Research & Papers

New benchmark reveals VLMs struggle with embodied 3D interaction tasks

Current VLMs fail at low-level spatial tasks like grasping and trajectory prediction.

Deep Dive

A team led by Jiyao Zhang has released Embodied3DBench, a robot-centric benchmark designed to systematically evaluate low-level spatial intelligence of Vision Language Models (VLMs) in embodied 3D environments. The benchmark comprises 6 task categories split into two core groups: Spatial Structural Understanding (including grounding, spatial relation prediction, and multi-view correspondence) and Interaction-Oriented Perception (affordance prediction, grasp point prediction, and trajectory prediction). With 12 subcategories and over 21,000 high-quality question-answer pairs, the researchers tested 13 state-of-the-art models and found that while current VLMs possess relatively strong high-level spatial reasoning (e.g., object-to-object relations), they remain fragile in interaction-oriented perception—highlighting a significant lack of robust 3D-aware interaction priors.

To actively close this capability gap, the researchers synthesized a large-scale training dataset comprising 1.3 million QA pairs focused on low-level spatial tasks. Fine-tuning on this dataset led to notable improvements across the tested models, demonstrating that targeted data can enhance interaction-aware spatial reasoning. Embodied3DBench thus fills a critical void by providing both a systematic evaluation framework and a scalable data solution.
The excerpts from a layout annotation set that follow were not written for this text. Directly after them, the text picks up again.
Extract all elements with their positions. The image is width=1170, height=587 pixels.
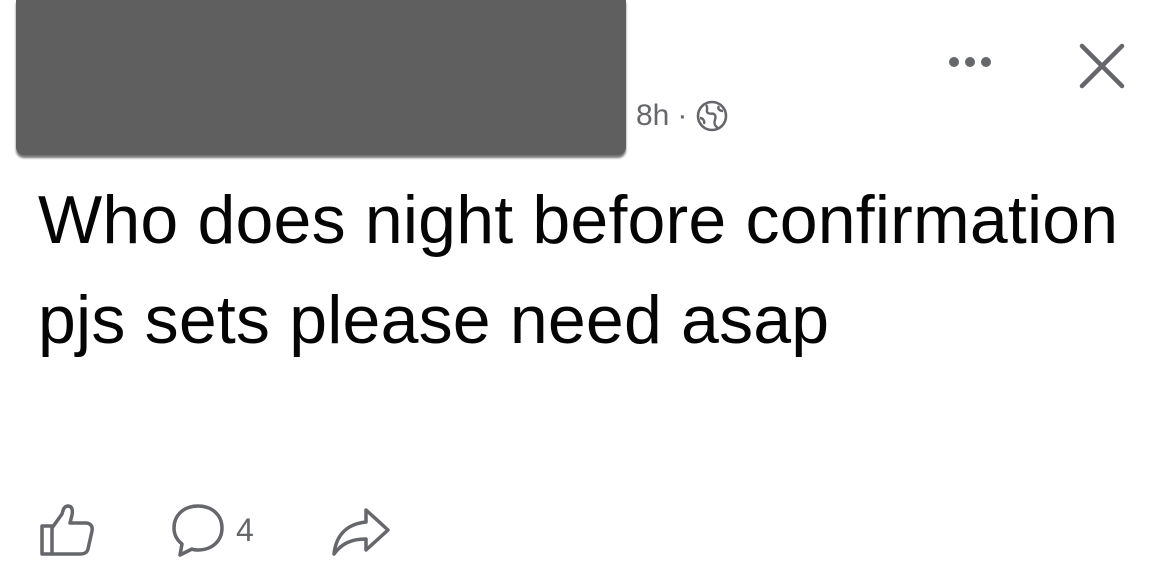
post-meta: 8h · — [636, 96, 729, 136]
close-button[interactable] — [1070, 34, 1134, 98]
post-actions-bar: 4 — [36, 498, 392, 562]
share-arrow-icon — [332, 508, 390, 556]
comment-count: 4 — [236, 511, 254, 548]
thumbs-up-icon — [40, 504, 94, 556]
more-options-icon — [949, 57, 991, 67]
share-button[interactable] — [330, 500, 392, 560]
close-icon — [1079, 43, 1125, 89]
redacted-author-block — [16, 0, 626, 155]
like-button[interactable] — [36, 500, 96, 560]
post-timestamp[interactable]: 8h — [636, 99, 669, 133]
meta-separator: · — [677, 99, 688, 132]
post-body-text: Who does night before confirmation pjs s… — [38, 182, 1119, 358]
comment-button[interactable]: 4 — [168, 500, 254, 560]
comment-bubble-icon — [172, 504, 224, 557]
more-options-button[interactable] — [940, 42, 1000, 82]
globe-icon — [695, 99, 729, 133]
This sets a clear target for developing multimodal systems that can truly understand and act in complex 3D environments—a key step toward more capable robotics and embodied AI agents.

Key Points
  • 6 task categories split into Spatial Structural Understanding (3 tasks) and Interaction-Oriented Perception (3 tasks), with 12 subcategories and 21k QA pairs.
  • Evaluated 13 state-of-the-art VLMs: strong on object-to-object spatial relations but consistently poor on grasp point and trajectory prediction.
  • Synthesized 1.3M QA training dataset; fine-tuning yields significant gains in low-level interaction perception.

Why It Matters

Identifies critical gap in VLM spatial reasoning for robotics, with a scalable data solution to fix it.